Australian Defence Force (ADF) chief General David Hurley said Australia had honoured those fallen by finishing the transition of security in Oruzgan Province to the Afghan National Security Forces.
“I remain immensely proud of the contribution the ADF has made in Afghanistan and greatly appreciate the work of all the supporting personnel and the sacrifices made by families here in Australia,” he said.
Defence Minister David Johnston was confident Afghan military officers would be up to the job after Australian soldiers left.
“This last fighting season, the Afghan national army has virtually fought without supervision,” Senator Johnston said.
Also on their way to Australia are Afghan language interpreters who worked with Australian forces, whose employment placed them at considerable risk of retaliation.
Australian special forces soldiers were first sent to Afghanistan in late 2001 and into Oruzgan Province in late 2005.
Numbers eventually peaked at more than 1500.
Australia planned to pass control of the base at Tarin Kowt to Afghan forces and withdraw from Oruzgan by the end of the year.
About 400 Australian military personnel will stay in the country next year, mainly in Kabul and Kandahar, in training and advisory roles.

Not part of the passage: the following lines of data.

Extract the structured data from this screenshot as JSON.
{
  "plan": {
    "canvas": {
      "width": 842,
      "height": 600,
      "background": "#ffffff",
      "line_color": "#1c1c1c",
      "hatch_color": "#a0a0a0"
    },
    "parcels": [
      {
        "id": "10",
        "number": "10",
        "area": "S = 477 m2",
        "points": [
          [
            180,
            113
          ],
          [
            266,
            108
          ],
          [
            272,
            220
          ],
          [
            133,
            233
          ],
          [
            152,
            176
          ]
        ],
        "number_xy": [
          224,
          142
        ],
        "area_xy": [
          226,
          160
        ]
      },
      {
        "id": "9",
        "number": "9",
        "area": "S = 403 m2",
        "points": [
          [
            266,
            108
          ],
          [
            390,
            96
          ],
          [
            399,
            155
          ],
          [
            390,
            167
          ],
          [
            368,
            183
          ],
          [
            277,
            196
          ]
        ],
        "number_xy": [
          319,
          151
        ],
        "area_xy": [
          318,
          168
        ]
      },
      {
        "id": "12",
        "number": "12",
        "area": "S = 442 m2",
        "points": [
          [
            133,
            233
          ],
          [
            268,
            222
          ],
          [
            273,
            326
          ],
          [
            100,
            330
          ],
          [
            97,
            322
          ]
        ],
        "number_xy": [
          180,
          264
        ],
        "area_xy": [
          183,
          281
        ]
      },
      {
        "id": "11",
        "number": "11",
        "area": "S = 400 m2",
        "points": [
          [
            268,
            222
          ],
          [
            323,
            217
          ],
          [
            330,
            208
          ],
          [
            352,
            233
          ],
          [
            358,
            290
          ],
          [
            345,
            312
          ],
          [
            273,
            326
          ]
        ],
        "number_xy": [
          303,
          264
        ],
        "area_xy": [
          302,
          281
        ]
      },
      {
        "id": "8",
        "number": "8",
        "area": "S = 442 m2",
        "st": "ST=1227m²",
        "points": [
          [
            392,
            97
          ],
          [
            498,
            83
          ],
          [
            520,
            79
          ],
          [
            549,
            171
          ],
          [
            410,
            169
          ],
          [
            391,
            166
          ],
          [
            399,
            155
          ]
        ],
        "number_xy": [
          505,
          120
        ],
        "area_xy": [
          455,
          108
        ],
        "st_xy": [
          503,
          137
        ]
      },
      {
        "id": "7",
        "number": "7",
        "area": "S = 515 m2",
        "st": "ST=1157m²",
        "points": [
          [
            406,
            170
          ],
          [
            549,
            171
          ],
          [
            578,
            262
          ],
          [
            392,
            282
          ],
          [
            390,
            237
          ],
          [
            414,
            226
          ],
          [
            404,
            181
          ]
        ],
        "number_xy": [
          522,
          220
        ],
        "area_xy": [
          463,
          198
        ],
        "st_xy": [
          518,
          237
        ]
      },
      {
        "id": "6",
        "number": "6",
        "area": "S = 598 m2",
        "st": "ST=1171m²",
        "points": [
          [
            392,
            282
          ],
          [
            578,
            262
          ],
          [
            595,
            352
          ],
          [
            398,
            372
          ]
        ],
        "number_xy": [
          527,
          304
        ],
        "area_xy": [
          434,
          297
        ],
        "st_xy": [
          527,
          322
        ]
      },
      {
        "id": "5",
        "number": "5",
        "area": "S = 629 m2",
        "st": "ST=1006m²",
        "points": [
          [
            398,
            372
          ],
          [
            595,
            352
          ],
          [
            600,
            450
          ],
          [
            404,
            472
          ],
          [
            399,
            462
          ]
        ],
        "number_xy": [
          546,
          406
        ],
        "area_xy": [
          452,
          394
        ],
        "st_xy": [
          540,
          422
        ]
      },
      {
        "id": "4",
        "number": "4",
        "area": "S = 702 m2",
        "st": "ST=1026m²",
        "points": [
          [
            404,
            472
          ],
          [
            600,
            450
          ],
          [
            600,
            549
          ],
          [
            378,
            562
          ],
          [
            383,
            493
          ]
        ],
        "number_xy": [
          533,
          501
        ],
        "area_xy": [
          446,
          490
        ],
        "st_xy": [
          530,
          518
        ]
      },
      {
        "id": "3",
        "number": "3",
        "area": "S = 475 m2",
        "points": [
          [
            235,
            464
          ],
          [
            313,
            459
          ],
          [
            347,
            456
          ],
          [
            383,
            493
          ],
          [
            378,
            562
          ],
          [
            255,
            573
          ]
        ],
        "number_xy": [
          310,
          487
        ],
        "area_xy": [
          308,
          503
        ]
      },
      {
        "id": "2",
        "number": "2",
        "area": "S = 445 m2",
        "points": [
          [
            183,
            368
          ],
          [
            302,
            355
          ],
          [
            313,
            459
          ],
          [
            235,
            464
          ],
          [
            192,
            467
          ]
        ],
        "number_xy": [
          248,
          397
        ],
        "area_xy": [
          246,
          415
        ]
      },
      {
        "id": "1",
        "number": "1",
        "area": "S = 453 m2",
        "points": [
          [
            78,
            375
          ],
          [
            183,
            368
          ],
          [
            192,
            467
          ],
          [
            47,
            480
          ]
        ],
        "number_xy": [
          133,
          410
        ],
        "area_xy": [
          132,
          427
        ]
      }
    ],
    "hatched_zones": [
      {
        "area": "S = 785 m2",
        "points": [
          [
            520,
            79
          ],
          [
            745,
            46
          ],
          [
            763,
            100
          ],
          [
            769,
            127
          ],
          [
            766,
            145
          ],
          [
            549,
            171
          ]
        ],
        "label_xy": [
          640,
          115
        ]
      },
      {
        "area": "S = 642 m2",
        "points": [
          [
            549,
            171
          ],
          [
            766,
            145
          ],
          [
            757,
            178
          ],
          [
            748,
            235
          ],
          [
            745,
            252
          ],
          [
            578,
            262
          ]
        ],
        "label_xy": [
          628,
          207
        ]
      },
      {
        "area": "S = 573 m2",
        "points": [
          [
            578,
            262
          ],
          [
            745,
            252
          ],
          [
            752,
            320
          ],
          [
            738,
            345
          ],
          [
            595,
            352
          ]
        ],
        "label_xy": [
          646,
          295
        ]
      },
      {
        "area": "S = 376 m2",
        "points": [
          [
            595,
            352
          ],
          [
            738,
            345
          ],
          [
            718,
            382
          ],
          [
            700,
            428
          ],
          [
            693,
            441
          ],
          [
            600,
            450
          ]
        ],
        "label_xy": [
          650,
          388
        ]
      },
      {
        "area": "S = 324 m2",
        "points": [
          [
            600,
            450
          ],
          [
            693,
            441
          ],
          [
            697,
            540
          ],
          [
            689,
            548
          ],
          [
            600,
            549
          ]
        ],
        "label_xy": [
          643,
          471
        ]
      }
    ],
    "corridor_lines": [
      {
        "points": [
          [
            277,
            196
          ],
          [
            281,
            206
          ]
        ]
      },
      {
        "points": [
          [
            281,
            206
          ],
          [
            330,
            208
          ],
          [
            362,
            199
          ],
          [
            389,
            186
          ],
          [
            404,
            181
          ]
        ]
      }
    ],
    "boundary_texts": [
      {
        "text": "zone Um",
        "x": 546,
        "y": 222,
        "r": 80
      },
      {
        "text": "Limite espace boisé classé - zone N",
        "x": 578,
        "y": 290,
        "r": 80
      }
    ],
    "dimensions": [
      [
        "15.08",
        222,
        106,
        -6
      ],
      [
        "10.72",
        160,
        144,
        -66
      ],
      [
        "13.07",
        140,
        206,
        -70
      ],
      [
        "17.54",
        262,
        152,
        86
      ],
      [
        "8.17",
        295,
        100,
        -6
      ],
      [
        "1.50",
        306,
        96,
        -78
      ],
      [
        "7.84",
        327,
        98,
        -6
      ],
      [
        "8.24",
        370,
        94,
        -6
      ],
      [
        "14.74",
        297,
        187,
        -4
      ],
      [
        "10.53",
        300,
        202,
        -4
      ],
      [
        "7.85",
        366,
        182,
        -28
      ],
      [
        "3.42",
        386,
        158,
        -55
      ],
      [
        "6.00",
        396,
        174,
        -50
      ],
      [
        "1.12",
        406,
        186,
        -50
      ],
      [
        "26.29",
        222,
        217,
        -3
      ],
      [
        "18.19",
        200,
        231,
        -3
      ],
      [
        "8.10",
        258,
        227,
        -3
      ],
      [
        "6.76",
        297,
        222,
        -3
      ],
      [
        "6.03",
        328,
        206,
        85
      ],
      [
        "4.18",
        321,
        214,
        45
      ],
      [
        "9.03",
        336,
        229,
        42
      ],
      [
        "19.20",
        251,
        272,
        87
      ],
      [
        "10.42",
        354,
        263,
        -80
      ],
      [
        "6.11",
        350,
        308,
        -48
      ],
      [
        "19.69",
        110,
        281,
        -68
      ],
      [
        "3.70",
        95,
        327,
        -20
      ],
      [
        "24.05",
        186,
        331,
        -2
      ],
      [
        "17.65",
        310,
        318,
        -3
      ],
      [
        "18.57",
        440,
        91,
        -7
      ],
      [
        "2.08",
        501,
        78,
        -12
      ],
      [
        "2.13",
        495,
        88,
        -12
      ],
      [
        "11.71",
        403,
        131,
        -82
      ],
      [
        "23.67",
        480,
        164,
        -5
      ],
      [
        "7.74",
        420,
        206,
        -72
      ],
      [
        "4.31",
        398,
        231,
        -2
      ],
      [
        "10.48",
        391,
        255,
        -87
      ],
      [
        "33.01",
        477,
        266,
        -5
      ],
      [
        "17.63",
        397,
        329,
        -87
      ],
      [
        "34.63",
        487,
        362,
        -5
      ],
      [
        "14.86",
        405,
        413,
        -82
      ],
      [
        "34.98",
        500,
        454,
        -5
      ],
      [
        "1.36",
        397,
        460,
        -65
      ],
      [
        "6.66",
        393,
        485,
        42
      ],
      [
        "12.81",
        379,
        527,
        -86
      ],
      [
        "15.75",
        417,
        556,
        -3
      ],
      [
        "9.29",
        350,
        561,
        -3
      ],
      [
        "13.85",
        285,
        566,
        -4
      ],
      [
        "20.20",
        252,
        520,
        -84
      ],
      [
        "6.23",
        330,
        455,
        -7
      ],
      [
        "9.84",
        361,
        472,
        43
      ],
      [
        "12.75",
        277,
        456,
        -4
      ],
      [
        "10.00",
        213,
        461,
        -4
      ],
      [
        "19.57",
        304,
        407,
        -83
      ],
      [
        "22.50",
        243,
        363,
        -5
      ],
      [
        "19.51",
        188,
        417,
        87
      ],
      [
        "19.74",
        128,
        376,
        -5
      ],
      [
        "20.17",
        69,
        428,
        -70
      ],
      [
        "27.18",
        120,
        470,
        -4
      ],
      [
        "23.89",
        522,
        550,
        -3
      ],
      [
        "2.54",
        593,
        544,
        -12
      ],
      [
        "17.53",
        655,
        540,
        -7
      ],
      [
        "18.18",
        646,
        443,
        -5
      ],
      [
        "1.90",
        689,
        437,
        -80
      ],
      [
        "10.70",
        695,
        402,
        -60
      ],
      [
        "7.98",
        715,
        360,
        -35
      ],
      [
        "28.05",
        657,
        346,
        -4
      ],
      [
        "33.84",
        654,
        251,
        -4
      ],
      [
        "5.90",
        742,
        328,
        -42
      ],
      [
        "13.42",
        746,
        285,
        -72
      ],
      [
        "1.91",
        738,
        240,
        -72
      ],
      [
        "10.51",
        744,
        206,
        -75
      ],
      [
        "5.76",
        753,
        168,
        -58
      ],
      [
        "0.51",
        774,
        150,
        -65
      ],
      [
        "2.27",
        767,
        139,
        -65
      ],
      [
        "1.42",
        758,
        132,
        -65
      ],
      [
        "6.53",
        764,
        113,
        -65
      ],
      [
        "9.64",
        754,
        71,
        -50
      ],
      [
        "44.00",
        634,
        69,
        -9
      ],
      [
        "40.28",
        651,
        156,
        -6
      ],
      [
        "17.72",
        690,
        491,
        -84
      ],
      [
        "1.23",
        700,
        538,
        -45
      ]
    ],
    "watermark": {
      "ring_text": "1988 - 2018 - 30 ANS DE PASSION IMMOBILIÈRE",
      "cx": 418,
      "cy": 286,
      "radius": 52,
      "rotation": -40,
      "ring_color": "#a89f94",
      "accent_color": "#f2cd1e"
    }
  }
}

The Australian government has also committed to spending about $100 million a year on the Afghan national forces, Mr Abbott said.
Opposition Leader Bill Shorten said that for many Australian veterans, the war would never end because of stress and trauma.
“Our veterans for decades will still be working through the issues of their service in Afghanistan,” he said.
“This nation owes them a debt of gratitude.
“All of us should support the efforts of helping our veterans, both returned with the military and those who leave the military.”